アリューシャン海溝の水深およそ9000メートル――
そこは人類がほとんど足を踏み入れたことのない世界だ。
米国海洋大気庁(NOAA)と日本の海洋研究開発機構(JAMSTEC)の合同調査チームが、
化学物質をエネルギー源として生きる群集を発見した。
硫化水素やメタンを利用してエネルギーを作り出す微生物――
それを食べる貝やエビ、ゴカイなどが層をなし、
まるで「逆さまの森」のような光景が広がっていたという。
太陽光も植物も存在しないこの環境で、
生命は化学の光を頼りに生きていた。
研究者はこの発見を「地球の生命誕生の鍵」と位置づける。
そして、この構造は地球外生命探査――
エウロパやエンケラドゥスの氷下海とも関連があると指摘する。
調査を率いたリチャード・マッコネル博士は語る。
「この場所は、太陽のない“もう一つの地球”だ。
生命は光だけに頼っていない。
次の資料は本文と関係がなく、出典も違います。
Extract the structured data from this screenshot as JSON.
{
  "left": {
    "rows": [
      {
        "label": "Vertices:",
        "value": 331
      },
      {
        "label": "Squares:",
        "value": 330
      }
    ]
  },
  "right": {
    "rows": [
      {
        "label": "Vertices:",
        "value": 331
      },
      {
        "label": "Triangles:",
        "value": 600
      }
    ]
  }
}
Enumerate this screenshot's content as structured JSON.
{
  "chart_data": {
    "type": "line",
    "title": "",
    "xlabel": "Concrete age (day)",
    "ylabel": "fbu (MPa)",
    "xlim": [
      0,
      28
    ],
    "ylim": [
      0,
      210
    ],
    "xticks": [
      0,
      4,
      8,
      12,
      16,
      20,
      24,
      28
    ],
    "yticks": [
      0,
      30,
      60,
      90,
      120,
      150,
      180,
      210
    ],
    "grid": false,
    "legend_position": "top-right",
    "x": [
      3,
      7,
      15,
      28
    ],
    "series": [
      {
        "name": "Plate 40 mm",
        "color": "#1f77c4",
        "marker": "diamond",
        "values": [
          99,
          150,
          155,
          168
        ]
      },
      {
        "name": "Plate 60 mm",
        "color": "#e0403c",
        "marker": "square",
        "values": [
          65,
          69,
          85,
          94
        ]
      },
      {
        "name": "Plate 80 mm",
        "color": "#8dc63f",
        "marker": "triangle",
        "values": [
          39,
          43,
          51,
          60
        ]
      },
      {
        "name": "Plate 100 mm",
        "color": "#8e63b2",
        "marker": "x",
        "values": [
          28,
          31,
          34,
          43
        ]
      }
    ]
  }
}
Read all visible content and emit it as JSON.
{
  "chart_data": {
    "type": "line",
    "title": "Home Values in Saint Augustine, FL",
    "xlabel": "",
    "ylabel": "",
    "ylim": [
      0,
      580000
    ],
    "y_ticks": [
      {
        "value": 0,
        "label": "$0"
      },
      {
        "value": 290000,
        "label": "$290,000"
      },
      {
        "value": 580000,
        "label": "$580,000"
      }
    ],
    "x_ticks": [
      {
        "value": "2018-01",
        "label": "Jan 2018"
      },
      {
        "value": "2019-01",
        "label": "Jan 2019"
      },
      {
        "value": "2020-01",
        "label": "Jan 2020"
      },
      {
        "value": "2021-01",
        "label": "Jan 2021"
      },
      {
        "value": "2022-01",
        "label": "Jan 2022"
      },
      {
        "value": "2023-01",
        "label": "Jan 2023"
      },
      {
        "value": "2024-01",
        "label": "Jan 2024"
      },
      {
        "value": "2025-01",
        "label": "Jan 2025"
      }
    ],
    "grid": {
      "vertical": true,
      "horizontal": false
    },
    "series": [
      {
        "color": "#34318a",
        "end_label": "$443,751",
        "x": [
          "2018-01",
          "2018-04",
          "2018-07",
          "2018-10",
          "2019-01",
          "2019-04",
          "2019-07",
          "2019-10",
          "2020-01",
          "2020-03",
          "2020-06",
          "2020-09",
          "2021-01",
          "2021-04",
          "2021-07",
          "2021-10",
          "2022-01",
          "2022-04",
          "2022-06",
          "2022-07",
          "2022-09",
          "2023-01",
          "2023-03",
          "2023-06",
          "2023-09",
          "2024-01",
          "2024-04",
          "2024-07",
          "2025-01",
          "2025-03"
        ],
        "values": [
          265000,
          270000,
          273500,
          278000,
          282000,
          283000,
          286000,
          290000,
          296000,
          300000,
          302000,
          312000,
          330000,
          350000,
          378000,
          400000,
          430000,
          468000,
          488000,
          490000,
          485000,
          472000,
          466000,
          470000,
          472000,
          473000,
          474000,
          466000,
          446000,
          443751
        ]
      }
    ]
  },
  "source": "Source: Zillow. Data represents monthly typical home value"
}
」
この遠征「DEEP PACIFIC」は、
無人潜水艇(ROV)と自律型潜水探査機(AUV)を組み合わせ、
化学センサーと高精度カメラで生態を観測した。
映像には、白い外殻をもつ貝が並び、
細菌の膜が岩肌を覆う幻想的な光景が映っていた。
地球の底で、生命は静かに続いている。
それは、私たちがまだ知らない“もう一つの自然”の姿。
光の届かない海の闇にも、
確かに息づく命がある。
その白い群れの一つひとつが、
地球の未来を照らす小さな灯りなのかもしれない。